Emerging Poet in Residence Yirga Gelaw Woldeyes
The Emerging Poets Residency is a new initiative which encourages the creative trajectory of emerging Australian poets with the support of the Adès Family Foundation and Moonrise on the River. Here's our chat with one of the two inaugural recipients of the residency, Yirga Gelaw Woldeyes.
Congratulations on being selected for the first year of the Emerging Poets Residency on Yuin Country (Bermagui)! Can you tell us a bit about what you hope to work on while you’re there?
Thank you! I plan to work on my bilingual poetry collection called Teret Teret. Teret teret is an Ethiopian traditional style of storytelling. Teret is equivalent to ‘tale’. The narrator changes the world into a tale. Everything such as the wind, the tree, the mountain, the air, the moon and more can speak, feel, and tell powerful messages about life. I grew up listening to so many terets that continue to inspire me to write poems today. I am hoping to create new poetic terets using Amharic and English.
Is connecting to place an important part of your poetry practice?
Yes. For me, place is alive. It has agency. It has irresistible power that compels me to feel, be inspired, and connect to things that are bigger than me. In our culture, the name for God is Egziabher (literally ‘lord’ and ‘place’). Egziabher is a place that holds everything. We are also places. The heart is a place. I hold so many places in my poems and memories. We exist on places but also carry places within us. Places that hold nature and beauty connect me with memories of places that I’ve held in my heart since my childhood in the holy town of Lalibela, Ethiopia. I am excited to see what happens when the two places meet: the Yuin Country where I will be emplaced physically and the landscapes of Lalibela that I carry in my heart.
Who are some poets you are inspired by?
The poets who inspire me are Ethiopian but most of them are not even published. They study an indigenous poetry called qine and compose poems in a style of Semna Worq, which means Wax and Gold. Wax is the surface meaning of the poem and Gold is the inner mystery that is hidden behind the wax. Since childhood, I attended many qine performances. I remember many poems but sadly not names. Poets and writers trained in the traditional system don’t claim to be owners of their creations. They say it is a gift from Egziabher and they are mere messengers.
However, if anyone wishes to look up some inspiring Ethiopian poetry, I would recommend the late Tsegaye Gebre-Medhin, a truly legendary poet. When I was in university, I used to read African American poems. Recently, I am reading the collected poems of Langston Hughes.
What is something you are curious about in your practice at the moment?
About ways of unknowing. What are the ways in which we can unlearn the many unhelpful things we have been learning about ourselves and the world?
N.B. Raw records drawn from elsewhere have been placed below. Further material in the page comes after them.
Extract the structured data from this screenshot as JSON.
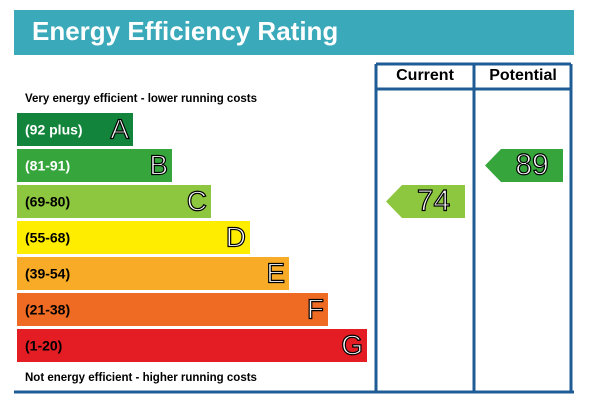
{
  "chart_data": {
    "type": "rating",
    "title": "Energy Efficiency Rating",
    "top_label": "Very energy efficient - lower running costs",
    "bottom_label": "Not energy efficient - higher running costs",
    "columns": [
      "Current",
      "Potential"
    ],
    "bands": [
      {
        "range": "(92 plus)",
        "letter": "A",
        "color": "#13843b",
        "text_color": "#ffffff"
      },
      {
        "range": "(81-91)",
        "letter": "B",
        "color": "#35a53c",
        "text_color": "#ffffff"
      },
      {
        "range": "(69-80)",
        "letter": "C",
        "color": "#8dc63f",
        "text_color": "#000000"
      },
      {
        "range": "(55-68)",
        "letter": "D",
        "color": "#ffed00",
        "text_color": "#000000"
      },
      {
        "range": "(39-54)",
        "letter": "E",
        "color": "#f8ab26",
        "text_color": "#000000"
      },
      {
        "range": "(21-38)",
        "letter": "F",
        "color": "#ef6b24",
        "text_color": "#000000"
      },
      {
        "range": "(1-20)",
        "letter": "G",
        "color": "#e31d23",
        "text_color": "#000000"
      }
    ],
    "ratings": [
      {
        "value": 74
      },
      {
        "value": 89
      }
    ]
  }
}
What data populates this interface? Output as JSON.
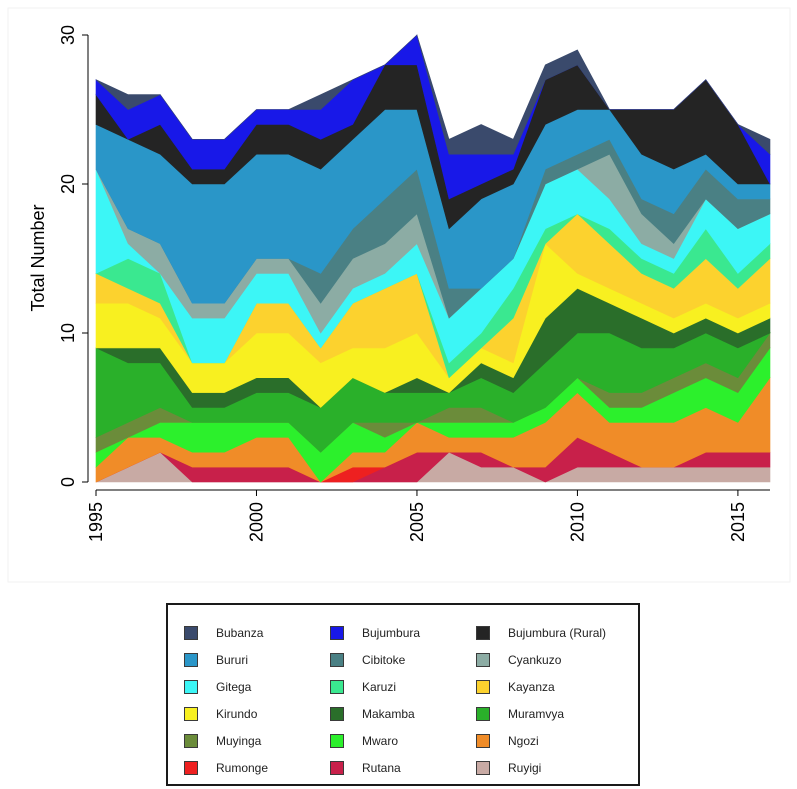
{
  "chart_data": {
    "type": "area",
    "stacked": true,
    "title": "",
    "ylabel": "Total Number",
    "xlabel": "",
    "xlim": [
      1995,
      2016
    ],
    "ylim": [
      0,
      30
    ],
    "x_ticks": [
      1995,
      2000,
      2005,
      2010,
      2015
    ],
    "y_ticks": [
      0,
      10,
      20,
      30
    ],
    "grid": false,
    "legend_position": "bottom",
    "x": [
      1995,
      1996,
      1997,
      1998,
      1999,
      2000,
      2001,
      2002,
      2003,
      2004,
      2005,
      2006,
      2007,
      2008,
      2009,
      2010,
      2011,
      2012,
      2013,
      2014,
      2015,
      2016
    ],
    "series": [
      {
        "name": "Ruyigi",
        "color": "#c8aaa4",
        "values": [
          0,
          1,
          2,
          0,
          0,
          0,
          0,
          0,
          0,
          0,
          0,
          2,
          1,
          1,
          0,
          1,
          1,
          1,
          1,
          1,
          1,
          1
        ]
      },
      {
        "name": "Rutana",
        "color": "#c8204a",
        "values": [
          0,
          0,
          0,
          1,
          1,
          1,
          1,
          0,
          0,
          1,
          2,
          0,
          1,
          0,
          1,
          2,
          1,
          0,
          0,
          1,
          1,
          1
        ]
      },
      {
        "name": "Rumonge",
        "color": "#ee2020",
        "values": [
          0,
          0,
          0,
          0,
          0,
          0,
          0,
          0,
          1,
          0,
          0,
          0,
          0,
          0,
          0,
          0,
          0,
          0,
          0,
          0,
          0,
          0
        ]
      },
      {
        "name": "Ngozi",
        "color": "#f08c28",
        "values": [
          1,
          2,
          1,
          1,
          1,
          2,
          2,
          0,
          1,
          1,
          2,
          1,
          1,
          2,
          3,
          3,
          2,
          3,
          3,
          3,
          2,
          5
        ]
      },
      {
        "name": "Mwaro",
        "color": "#2cf02c",
        "values": [
          1,
          0,
          1,
          2,
          2,
          1,
          1,
          2,
          2,
          1,
          0,
          1,
          1,
          1,
          1,
          1,
          1,
          1,
          2,
          2,
          2,
          2
        ]
      },
      {
        "name": "Muyinga",
        "color": "#6b8c3a",
        "values": [
          1,
          1,
          1,
          0,
          0,
          0,
          0,
          0,
          0,
          1,
          0,
          1,
          1,
          0,
          0,
          0,
          1,
          1,
          1,
          1,
          1,
          1
        ]
      },
      {
        "name": "Muramvya",
        "color": "#2ab02a",
        "values": [
          6,
          4,
          3,
          1,
          1,
          2,
          2,
          3,
          3,
          2,
          2,
          1,
          2,
          2,
          3,
          3,
          4,
          3,
          2,
          2,
          2,
          0
        ]
      },
      {
        "name": "Makamba",
        "color": "#2a6e2a",
        "values": [
          0,
          1,
          1,
          1,
          1,
          1,
          1,
          0,
          0,
          0,
          1,
          0,
          1,
          1,
          3,
          3,
          2,
          2,
          1,
          1,
          1,
          1
        ]
      },
      {
        "name": "Kirundo",
        "color": "#f8f020",
        "values": [
          3,
          3,
          2,
          2,
          2,
          3,
          3,
          3,
          2,
          3,
          3,
          1,
          1,
          1,
          5,
          1,
          1,
          1,
          1,
          1,
          1,
          1
        ]
      },
      {
        "name": "Kayanza",
        "color": "#fcd22e",
        "values": [
          2,
          1,
          1,
          0,
          0,
          2,
          2,
          1,
          3,
          4,
          4,
          0,
          0,
          3,
          0,
          4,
          3,
          2,
          2,
          3,
          2,
          3
        ]
      },
      {
        "name": "Karuzi",
        "color": "#3ae890",
        "values": [
          0,
          2,
          2,
          0,
          0,
          0,
          0,
          0,
          0,
          0,
          0,
          1,
          1,
          2,
          1,
          0,
          1,
          1,
          1,
          2,
          1,
          1
        ]
      },
      {
        "name": "Gitega",
        "color": "#3cf6f6",
        "values": [
          7,
          1,
          0,
          3,
          3,
          2,
          2,
          1,
          1,
          1,
          2,
          3,
          3,
          2,
          3,
          3,
          2,
          1,
          1,
          2,
          3,
          2
        ]
      },
      {
        "name": "Cyankuzo",
        "color": "#8caca4",
        "values": [
          0,
          1,
          2,
          1,
          1,
          1,
          1,
          2,
          2,
          2,
          2,
          0,
          0,
          0,
          0,
          0,
          3,
          2,
          1,
          0,
          0,
          0
        ]
      },
      {
        "name": "Cibitoke",
        "color": "#4a8084",
        "values": [
          0,
          0,
          0,
          0,
          0,
          0,
          0,
          2,
          2,
          3,
          3,
          2,
          0,
          0,
          1,
          1,
          1,
          1,
          2,
          2,
          2,
          1
        ]
      },
      {
        "name": "Bururi",
        "color": "#2a96c8",
        "values": [
          3,
          6,
          6,
          8,
          8,
          7,
          7,
          7,
          6,
          6,
          4,
          4,
          6,
          5,
          3,
          3,
          2,
          3,
          3,
          1,
          1,
          1
        ]
      },
      {
        "name": "Bujumbura (Rural)",
        "color": "#242424",
        "values": [
          2,
          0,
          2,
          1,
          1,
          2,
          2,
          2,
          1,
          3,
          3,
          2,
          1,
          1,
          3,
          3,
          0,
          3,
          4,
          5,
          4,
          0
        ]
      },
      {
        "name": "Bujumbura",
        "color": "#1818e8",
        "values": [
          1,
          2,
          2,
          2,
          2,
          1,
          1,
          2,
          3,
          0,
          2,
          3,
          2,
          1,
          0,
          0,
          0,
          0,
          0,
          0,
          0,
          2
        ]
      },
      {
        "name": "Bubanza",
        "color": "#3a4a6c",
        "values": [
          0,
          1,
          0,
          0,
          0,
          0,
          0,
          1,
          0,
          0,
          0,
          1,
          2,
          1,
          1,
          1,
          0,
          0,
          0,
          0,
          0,
          1
        ]
      }
    ],
    "legend_order": [
      "Bubanza",
      "Bujumbura",
      "Bujumbura (Rural)",
      "Bururi",
      "Cibitoke",
      "Cyankuzo",
      "Gitega",
      "Karuzi",
      "Kayanza",
      "Kirundo",
      "Makamba",
      "Muramvya",
      "Muyinga",
      "Mwaro",
      "Ngozi",
      "Rumonge",
      "Rutana",
      "Ruyigi"
    ]
  }
}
Do you have any special writing rituals?
I compose poems when I am close to nature or sit by the fire at night. I sometimes invent poems by singing them while walking. Recently, I’ve been at Princeton University for research. Almost every morning, I used to walk to their library composing poems in my mind. Sometimes, I stop to scribble the words on a piece of paper. My poems seek to speak truth to power, express injustice, sadness, and beauty. My wife is a great motivator, excellent thinker, and a flawless writer. I wouldn’t be able to write the English translations without her. Our philosophical and academic conversations trigger poetry such as one I wrote recently about capitalism being a way of living in the belly of a monster.